Alors que tous les hommes âgés de moins de 60 ans en Russie partagent désormais la peur d’être enrôlés, la mobilisation de Poutine affecte de manière disproportionnée les régions les plus pauvres et les plus diversifiées sur le plan ethnique de la Russie, selon Alexandra Garmazhapova, présidente de la Free Buryatia Foundation, qui s’est entretenue avec CNN.

« En Bouriatie, la mobilisation n’est pas partielle, tout le monde est mobilisé. Des convocations arrivent aux étudiants, aux retraités, aux pères de nombreux enfants, aux personnes handicapées », a-t-elle déclaré à CNN.

Garmazhapova, dont l’organisation fournit une aide juridique aux hommes mobilisés et à leurs proches, dit chaque jour qu’elle entend plusieurs histoires de personnes enrôlées sans égard à l’âge, aux antécédents militaires ou à l’état de santé.

« Hier après-midi, un chauffeur de taxi est allé faire le plein de la voiture, et alors qu’il se tenait à une station-service, un bus est passé avec les recrues », a-t-elle déclaré à CNN.

« Le bus s’est arrêté brusquement quand ils l’ont vu et ils l’ont fourré dans ce bus. Ils ne lui ont rien donné à emporter, rien. Sa voiture a été laissée à cette station-service, puis des proches l’ont emportée », a-t-elle déclaré.

Ces hommes qui sont restés en Russie redoublent de prudence lorsqu’ils quittent leur maison. Kirill, un professionnel de l’informatique de 27 ans de Saint-Pétersbourg qui a refusé de donner son nom de famille, a déclaré qu’il commençait à penser à déménager après que la plupart de ses amis aient déjà reçu des brouillons de lettres.

« J’adore Saint-Pétersbourg mais je commence à penser à déménager. Aujourd’hui, j’ai vécu un autre jour et demain, il ne serait peut-être pas sûr pour moi de monter dans un taxi sans risquer d’être repêché », a déclaré Kirill à CNN.

« Pour l’instant, je garde un œil sur la situation et son évolution. Pour moi, aller à la guerre ou aller en prison sont de « mauvaises options, alors j’espère que je pourrai éviter les deux », a-t-il déclaré.

Kirill, qui est à moitié Ukrainien, a déclaré qu’il ne pouvait pas imaginer aller à la guerre et tuer des Ukrainiens. « Je ne pourrai pas expliquer mes actions aux proches qui se trouvent en Ukraine. Nous parlons tous les jours », a-t-il déclaré.

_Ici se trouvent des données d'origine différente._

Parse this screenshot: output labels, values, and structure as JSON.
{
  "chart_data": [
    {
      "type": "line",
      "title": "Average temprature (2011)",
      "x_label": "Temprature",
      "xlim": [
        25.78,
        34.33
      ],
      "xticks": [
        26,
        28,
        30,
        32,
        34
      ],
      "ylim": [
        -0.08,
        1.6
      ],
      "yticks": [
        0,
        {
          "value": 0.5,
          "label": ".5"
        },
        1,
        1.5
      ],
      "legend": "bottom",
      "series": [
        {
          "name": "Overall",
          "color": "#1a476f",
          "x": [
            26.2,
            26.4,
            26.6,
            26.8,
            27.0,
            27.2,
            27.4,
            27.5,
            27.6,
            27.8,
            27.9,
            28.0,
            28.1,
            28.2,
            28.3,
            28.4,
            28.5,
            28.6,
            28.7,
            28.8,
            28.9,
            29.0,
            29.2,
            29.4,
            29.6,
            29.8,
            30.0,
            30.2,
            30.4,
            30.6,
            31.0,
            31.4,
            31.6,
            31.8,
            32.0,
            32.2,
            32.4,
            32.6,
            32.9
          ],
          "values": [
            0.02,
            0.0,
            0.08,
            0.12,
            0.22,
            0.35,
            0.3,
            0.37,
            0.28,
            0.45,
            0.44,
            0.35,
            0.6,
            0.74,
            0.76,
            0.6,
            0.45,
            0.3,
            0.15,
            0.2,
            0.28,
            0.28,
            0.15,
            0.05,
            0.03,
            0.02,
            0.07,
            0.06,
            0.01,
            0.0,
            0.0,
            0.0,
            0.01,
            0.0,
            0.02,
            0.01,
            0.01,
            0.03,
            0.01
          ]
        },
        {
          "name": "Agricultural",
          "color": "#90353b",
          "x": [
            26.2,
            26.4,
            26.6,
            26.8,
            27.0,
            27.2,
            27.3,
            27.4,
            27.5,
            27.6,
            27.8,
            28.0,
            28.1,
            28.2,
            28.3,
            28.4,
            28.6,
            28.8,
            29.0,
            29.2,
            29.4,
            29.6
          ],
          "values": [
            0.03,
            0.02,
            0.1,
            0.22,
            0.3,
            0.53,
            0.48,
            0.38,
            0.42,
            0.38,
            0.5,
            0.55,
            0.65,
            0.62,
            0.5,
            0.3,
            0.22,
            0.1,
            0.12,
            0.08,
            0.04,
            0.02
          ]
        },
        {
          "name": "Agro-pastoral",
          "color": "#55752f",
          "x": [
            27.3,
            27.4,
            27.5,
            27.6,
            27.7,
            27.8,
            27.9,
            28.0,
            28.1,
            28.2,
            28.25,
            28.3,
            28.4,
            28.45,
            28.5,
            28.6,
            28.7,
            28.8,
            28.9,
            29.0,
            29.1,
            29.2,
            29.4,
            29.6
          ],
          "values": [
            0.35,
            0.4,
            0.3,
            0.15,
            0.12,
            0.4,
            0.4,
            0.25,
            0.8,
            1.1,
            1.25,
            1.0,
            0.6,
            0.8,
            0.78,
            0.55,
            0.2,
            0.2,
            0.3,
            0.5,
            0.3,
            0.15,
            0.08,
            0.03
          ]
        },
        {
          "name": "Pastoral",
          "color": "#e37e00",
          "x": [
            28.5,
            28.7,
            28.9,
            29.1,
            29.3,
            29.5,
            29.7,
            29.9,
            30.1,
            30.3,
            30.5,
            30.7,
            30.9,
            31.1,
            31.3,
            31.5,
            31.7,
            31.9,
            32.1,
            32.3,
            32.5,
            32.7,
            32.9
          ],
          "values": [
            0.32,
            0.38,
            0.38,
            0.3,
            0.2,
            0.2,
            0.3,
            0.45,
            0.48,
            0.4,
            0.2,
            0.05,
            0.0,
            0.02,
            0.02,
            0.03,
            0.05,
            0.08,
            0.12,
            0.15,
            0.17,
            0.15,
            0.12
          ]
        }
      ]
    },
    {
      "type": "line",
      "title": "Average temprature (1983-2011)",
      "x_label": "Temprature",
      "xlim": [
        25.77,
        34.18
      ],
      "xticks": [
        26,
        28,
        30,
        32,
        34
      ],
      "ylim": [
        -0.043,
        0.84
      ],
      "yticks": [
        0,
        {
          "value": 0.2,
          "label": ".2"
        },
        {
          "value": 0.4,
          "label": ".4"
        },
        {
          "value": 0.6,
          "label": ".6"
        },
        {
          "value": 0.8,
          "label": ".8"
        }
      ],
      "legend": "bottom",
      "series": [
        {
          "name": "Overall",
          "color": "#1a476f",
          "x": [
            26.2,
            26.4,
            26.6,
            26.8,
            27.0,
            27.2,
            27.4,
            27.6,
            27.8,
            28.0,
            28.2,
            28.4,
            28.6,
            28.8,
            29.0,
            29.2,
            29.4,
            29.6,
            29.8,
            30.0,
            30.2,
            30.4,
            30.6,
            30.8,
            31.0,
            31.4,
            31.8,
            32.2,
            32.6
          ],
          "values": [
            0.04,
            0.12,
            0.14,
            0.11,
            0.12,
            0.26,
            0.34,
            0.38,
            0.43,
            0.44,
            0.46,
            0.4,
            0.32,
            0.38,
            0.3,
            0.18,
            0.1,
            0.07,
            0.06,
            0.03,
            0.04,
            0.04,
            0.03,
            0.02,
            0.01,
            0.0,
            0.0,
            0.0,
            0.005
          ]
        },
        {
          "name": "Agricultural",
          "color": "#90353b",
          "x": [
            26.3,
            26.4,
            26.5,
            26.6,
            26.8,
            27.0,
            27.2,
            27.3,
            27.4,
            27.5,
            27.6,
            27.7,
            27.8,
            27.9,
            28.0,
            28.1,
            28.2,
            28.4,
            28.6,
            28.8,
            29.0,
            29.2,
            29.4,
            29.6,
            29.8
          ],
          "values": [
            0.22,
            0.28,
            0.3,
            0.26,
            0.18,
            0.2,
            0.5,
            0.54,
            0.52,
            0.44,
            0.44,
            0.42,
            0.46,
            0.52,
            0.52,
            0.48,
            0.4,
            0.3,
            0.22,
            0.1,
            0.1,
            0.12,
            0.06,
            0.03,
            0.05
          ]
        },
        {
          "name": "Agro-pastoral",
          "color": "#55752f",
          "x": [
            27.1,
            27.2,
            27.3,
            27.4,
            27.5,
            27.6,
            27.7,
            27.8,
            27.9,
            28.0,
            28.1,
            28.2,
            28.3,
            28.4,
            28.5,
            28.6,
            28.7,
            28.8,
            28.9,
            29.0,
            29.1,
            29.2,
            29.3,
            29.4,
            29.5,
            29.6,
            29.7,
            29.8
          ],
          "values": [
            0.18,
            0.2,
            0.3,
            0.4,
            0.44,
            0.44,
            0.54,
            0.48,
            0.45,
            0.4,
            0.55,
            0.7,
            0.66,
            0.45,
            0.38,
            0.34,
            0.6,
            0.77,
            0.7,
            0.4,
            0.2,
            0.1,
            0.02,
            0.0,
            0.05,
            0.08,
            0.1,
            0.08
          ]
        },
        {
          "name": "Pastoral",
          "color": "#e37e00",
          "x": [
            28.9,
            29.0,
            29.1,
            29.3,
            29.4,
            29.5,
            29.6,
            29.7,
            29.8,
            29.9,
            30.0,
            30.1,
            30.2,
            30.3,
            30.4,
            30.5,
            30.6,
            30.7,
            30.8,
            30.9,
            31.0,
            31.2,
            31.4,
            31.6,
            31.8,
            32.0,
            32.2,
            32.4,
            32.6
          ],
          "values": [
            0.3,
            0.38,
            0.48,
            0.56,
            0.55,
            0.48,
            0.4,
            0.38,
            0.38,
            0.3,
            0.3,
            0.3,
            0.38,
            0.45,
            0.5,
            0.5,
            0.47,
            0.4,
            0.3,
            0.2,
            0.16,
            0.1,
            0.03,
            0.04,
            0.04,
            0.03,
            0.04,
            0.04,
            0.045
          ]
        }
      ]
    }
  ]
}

Certains hommes ont eu la chance d’apprendre la nouvelle des ordres de mobilisation de l’étranger. Ilya, 35 ans, était en vacances avec sa famille en Turquie lorsqu’il a reçu un SMS de ses collègues de Kurgan, une ville de la région de l’Oural en Russie, l’informant que son bureau avait reçu un brouillon de lettre pour lui.

Sa femme et son enfant sont retournés en Russie tandis qu’il est resté en Turquie. « Je ne veux pas la guerre, je ne veux pas mourir pour les ambitions de quelqu’un d’autre, je ne veux rien prouver à personne, c’était une décision difficile de ne pas retourner en Russie, très difficile, je ne sais pas quand je peux maintenant voir ma famille, mes proches », a déclaré Ilya à CNN.

Ilya a servi dans l’armée russe il y a des années, il est donc considéré comme faisant partie de la réserve. « Je suis perdu et je ne sais pas quoi faire, comment subvenir aux besoins de ma famille étant si loin d’eux. Je suis profondément endetté à cause de décisions aussi soudaines et forcées, et je suis juste moralement épuisé », a-t-il déclaré.

Depuis le début de la guerre de Moscou en Ukraine, les sanctions économiques contre la Russie ont rendu toute transaction internationale quasiment impossible. Ilya a dit qu’il voulait retrouver sa famille.